Backwoodsman and Folkiedave: surely there is room for compromise? BWM is quite right that performing in front of an audience is a quite different point along the learning curve from practising at home. I've always believed that, no matter how perfectly-practised a new song or tune is, you've only ever learned it when you've 'sung it out'. However, Dave is equally right that a standing-up-at-the-front floorspot is a less suitable place to be rehearsing your new material than an informal singaround. Also - going back to Brian the Snail and the Lewes Arms - a single song in a round-the-room progression is less of a 'performance' than a three-item floorspot.

So why not learn new skills in workshops, practice them at home, try them out in a singaround or session, the perform them as a 'floor spot' when ready? Hey, this is what actually happens most of the time! And folk club MCs presenting an evening in which formal floorspots are the warm-up to a guest performance usually have the sense to pick and choose from the available talent, and to quietly overlook those who would bring the evening down. Yes, we have all witnessed occasions on which this self-regulation has failed horribly, but if we want to retain any semblance of democratic music-making, we're stuck with it.

Weelittledrummer wrote: "....if you ever saw Ewan MacColl sing [Tam Lin] you saw somebody apply himself with the same committment as a great shakespearian actor doing one of the "big" speeches."

And, in the same post: "What exactly are you suggesting that trad folk songs become like Beowulf and Chaucer - and the province of academics?"

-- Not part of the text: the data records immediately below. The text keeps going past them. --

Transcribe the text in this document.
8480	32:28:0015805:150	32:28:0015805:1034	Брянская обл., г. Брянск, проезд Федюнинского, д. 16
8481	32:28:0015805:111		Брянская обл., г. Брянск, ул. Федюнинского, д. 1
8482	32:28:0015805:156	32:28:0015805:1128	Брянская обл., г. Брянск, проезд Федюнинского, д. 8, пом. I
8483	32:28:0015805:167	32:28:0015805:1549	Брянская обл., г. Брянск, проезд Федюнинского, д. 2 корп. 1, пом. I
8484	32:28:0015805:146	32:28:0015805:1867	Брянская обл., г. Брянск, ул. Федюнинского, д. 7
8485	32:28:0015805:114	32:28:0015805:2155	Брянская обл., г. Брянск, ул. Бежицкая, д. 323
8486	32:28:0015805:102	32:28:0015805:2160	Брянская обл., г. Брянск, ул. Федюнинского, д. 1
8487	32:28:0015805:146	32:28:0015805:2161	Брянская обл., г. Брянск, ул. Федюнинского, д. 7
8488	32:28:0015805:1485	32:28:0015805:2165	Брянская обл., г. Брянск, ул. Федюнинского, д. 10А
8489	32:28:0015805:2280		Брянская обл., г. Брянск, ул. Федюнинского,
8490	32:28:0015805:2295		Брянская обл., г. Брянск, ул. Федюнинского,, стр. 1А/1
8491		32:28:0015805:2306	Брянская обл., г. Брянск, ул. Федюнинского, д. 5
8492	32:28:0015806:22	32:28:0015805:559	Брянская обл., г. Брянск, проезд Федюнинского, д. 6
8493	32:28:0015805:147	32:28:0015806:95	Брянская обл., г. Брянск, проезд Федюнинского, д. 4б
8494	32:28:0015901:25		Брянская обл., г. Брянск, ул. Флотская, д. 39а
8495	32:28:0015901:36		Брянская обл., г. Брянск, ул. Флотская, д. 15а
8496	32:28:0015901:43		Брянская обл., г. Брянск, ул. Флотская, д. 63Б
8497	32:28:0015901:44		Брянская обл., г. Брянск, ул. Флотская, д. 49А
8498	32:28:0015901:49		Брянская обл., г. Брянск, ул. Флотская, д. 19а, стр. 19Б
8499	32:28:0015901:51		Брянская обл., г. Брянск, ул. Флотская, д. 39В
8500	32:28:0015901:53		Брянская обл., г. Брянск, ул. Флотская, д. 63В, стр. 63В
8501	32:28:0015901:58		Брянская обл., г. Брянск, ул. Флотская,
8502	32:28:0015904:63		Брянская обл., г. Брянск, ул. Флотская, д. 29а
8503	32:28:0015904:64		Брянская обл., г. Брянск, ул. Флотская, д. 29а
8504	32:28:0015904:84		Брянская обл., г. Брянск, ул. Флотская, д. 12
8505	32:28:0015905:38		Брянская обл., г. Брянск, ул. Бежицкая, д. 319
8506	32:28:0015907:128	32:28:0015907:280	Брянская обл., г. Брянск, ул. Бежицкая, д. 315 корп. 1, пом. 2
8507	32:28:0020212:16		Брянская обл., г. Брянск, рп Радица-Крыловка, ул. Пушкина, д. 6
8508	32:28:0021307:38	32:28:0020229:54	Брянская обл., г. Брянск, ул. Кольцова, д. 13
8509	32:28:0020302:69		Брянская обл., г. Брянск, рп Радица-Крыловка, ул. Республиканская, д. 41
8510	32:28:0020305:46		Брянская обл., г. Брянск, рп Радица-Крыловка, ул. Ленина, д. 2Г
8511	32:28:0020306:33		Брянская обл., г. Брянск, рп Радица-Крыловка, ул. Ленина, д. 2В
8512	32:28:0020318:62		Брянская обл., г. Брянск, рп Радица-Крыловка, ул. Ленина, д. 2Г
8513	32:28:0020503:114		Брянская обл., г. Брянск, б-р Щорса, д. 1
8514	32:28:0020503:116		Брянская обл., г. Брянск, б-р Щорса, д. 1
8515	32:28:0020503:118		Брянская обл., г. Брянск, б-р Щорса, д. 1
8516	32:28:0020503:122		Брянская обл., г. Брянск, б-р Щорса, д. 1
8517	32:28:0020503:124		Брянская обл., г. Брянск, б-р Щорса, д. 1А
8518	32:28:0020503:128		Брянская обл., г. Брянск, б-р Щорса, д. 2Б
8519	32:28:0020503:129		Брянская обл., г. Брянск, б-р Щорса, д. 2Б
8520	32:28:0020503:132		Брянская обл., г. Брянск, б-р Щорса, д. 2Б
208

Leaving aside the point that any kind of popular music, from the Beatles to punk and beyond, is the province of academics these days, the whole point about big songs like the Child ballads is that they work on many levels: as epic drama (your Shakespearian analogy is bang-on), as grist to the mills of academia, and also as gripping, in-your-face entertainment - best presented in a relatively intimate setting.